We need to address the problem of outdated, failing infrastructure. And money is the only thing that can fix what ails it. The more money we pour into it, the better the fix. But, sometimes money alone won’t do the trick. Some of our outdated legislation may be a bigger problem than funding.

President Obama’s plan to inject billions of dollars into infrastructure projects is welcome news for the world of agriculture, transportation industry experts said.

But the government must also pass targeted legislation to iron out the sometimes outdated policies that slow movement and increase the cost of raw materials flowing into and out of crop producing areas of the world’s biggest grain exporter, they said.

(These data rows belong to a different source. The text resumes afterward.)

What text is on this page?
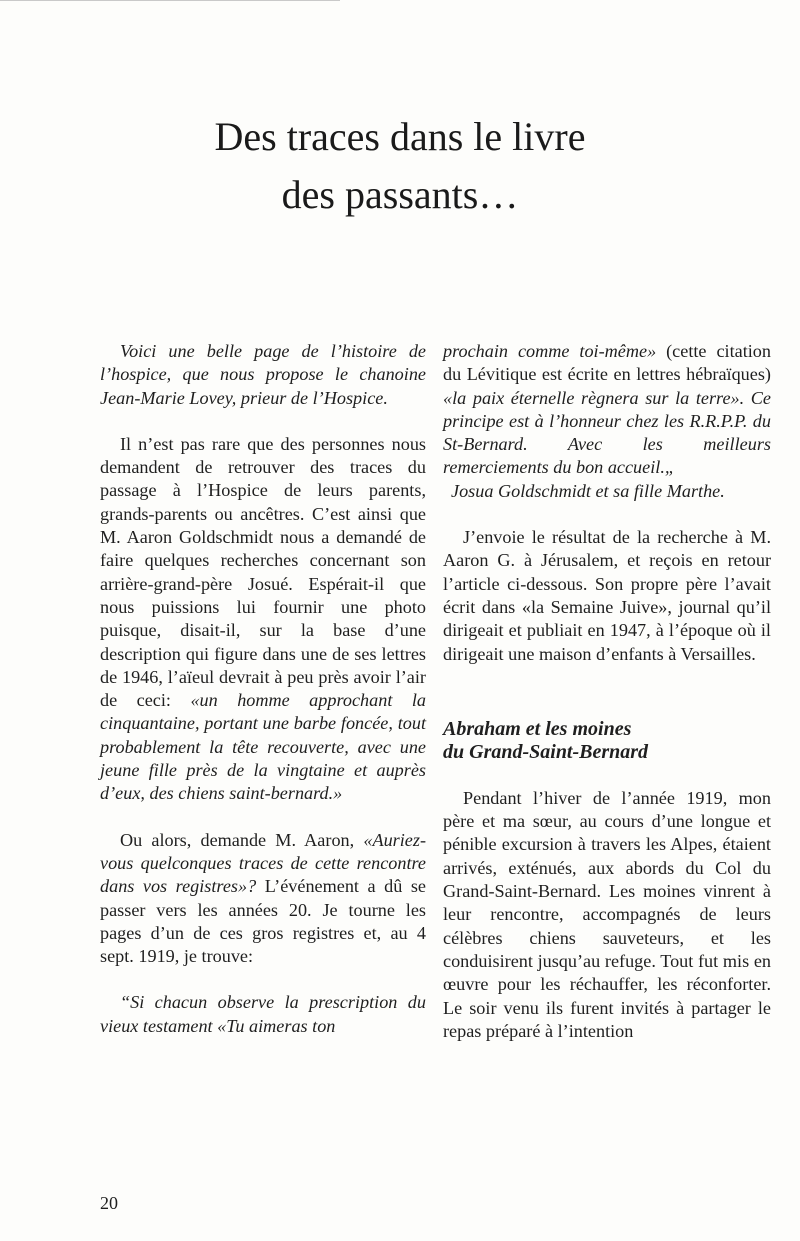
Des traces dans le livre
des passants…

Voici une belle page de l’histoire de l’hospice, que nous propose le chanoine Jean-Marie Lovey, prieur de l’Hospice.

Il n’est pas rare que des personnes nous demandent de retrouver des traces du passage à l’Hospice de leurs parents, grands-parents ou ancêtres. C’est ainsi que M. Aaron Goldschmidt nous a demandé de faire quelques recherches concernant son arrière-grand-père Josué. Espérait-il que nous puissions lui fournir une photo puisque, disait-il, sur la base d’une description qui figure dans une de ses lettres de 1946, l’aïeul devrait à peu près avoir l’air de ceci: «un homme approchant la cinquantaine, portant une barbe foncée, tout probablement la tête recouverte, avec une jeune fille près de la vingtaine et auprès d’eux, des chiens saint-bernard.»

Ou alors, demande M. Aaron, «Auriez-vous quelconques traces de cette rencontre dans vos registres»? L’événement a dû se passer vers les années 20. Je tourne les pages d’un de ces gros registres et, au 4 sept. 1919, je trouve:

“Si chacun observe la prescription du vieux testament «Tu aimeras ton

prochain comme toi-même» (cette citation du Lévitique est écrite en lettres hébraïques) «la paix éternelle règnera sur la terre». Ce principe est à l’honneur chez les R.R.P.P. du St-Bernard. Avec les meilleurs remerciements du bon accueil.„

Josua Goldschmidt et sa fille Marthe.

J’envoie le résultat de la recherche à M. Aaron G. à Jérusalem, et reçois en retour l’article ci-dessous. Son propre père l’avait écrit dans «la Semaine Juive», journal qu’il dirigeait et publiait en 1947, à l’époque où il dirigeait une maison d’enfants à Versailles.

Abraham et les moines
du Grand-Saint-Bernard

Pendant l’hiver de l’année 1919, mon père et ma sœur, au cours d’une longue et pénible excursion à travers les Alpes, étaient arrivés, exténués, aux abords du Col du Grand-Saint-Bernard. Les moines vinrent à leur rencontre, accompagnés de leurs célèbres chiens sauveteurs, et les conduisirent jusqu’au refuge. Tout fut mis en œuvre pour les réchauffer, les réconforter. Le soir venu ils furent invités à partager le repas préparé à l’intention

20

U.S. farm exports totaled a record $115.5 billion in 2008. Commodities move from farms located mostly in the interior of the country to domestic markets and export terminals via truck, rail and river barge.

“We’re excited about the new administration, but this is going to be a mammoth challenge,” said Paul Rohde, vice president at Waterways Council, Inc., an advocacy group that works to sustain and improve the U.S. system of navigable rivers.

“The way we build these locks, the cost of overruns, our country is hamstrung by the process,” he said on the sidelines of the 2009 Commodity Classic grain industry
convention.

“I don’t know that it will happen in four years, but at least the trend line is changing,” he said.

In his budget proposal laid out this week, President Obama requested $5 billion to create a National Infrastructure Bank in fiscal year 2010, which starts October 1, saying it would expand and enhance existing federal infrastructure investments.

The transportation industry says that necessary repairs to aging roads, bridges, and river locks and dams have often been neglected until it is too late.

“The whole river works as a system. If just one lock goes down, there’s a ripple effect and all of a sudden the rail rates go up,” Rohde said.

Rail infrastructure has not been neglected as severely as U.S. roads, bridges and river locks because of private investment, but limited competition and a lack of government regulation of the industry has sometimes elevated shipping costs.

Businesses that transport grain and other goods via rail, represented by Jennifer Owen of the group Consumers United for Rail Equity, argue that railroads operate nearly as a monopoly but are not regulated by anti-trust laws as they should be.

The rail industry has consolidated from about 40 large railroads in 1980 to just 4 major players today, she stressed.

Efficiency in the trucking industry has been hampered by rigid regulation that should be updated, some in the industry believe. When you consider the fact that “rules of the road” can and do change from state to state.

“Truckers are limited to the hours they work and that’s for all of our safety,” said Russell Laird, executive director of the American Trucking Associations (ATA).

“But during the planting and harvesting seasons, while safety is still important, it’s really hard to get the job done without exemptions,” he said, citing proposed revisions to the number of hours a trucker must rest between shifts during busy periods.

He said ATA is also aiming to revise existing weight limits to ease gridlock and to help make truck transportation of goods more efficient.

Increasing the number of axles on a truck and spacing them out differently can increase the amount of material a truck can haul without undue wear on roads, he said.

Maybe it’s time some listened to the trucking industry and paid attention to some of the legitimate complaints they have. While we are deeply engaged in reinvesting in and rebuilding our infrastructure we should also be busy updating the other things that keep us from being globally competitive.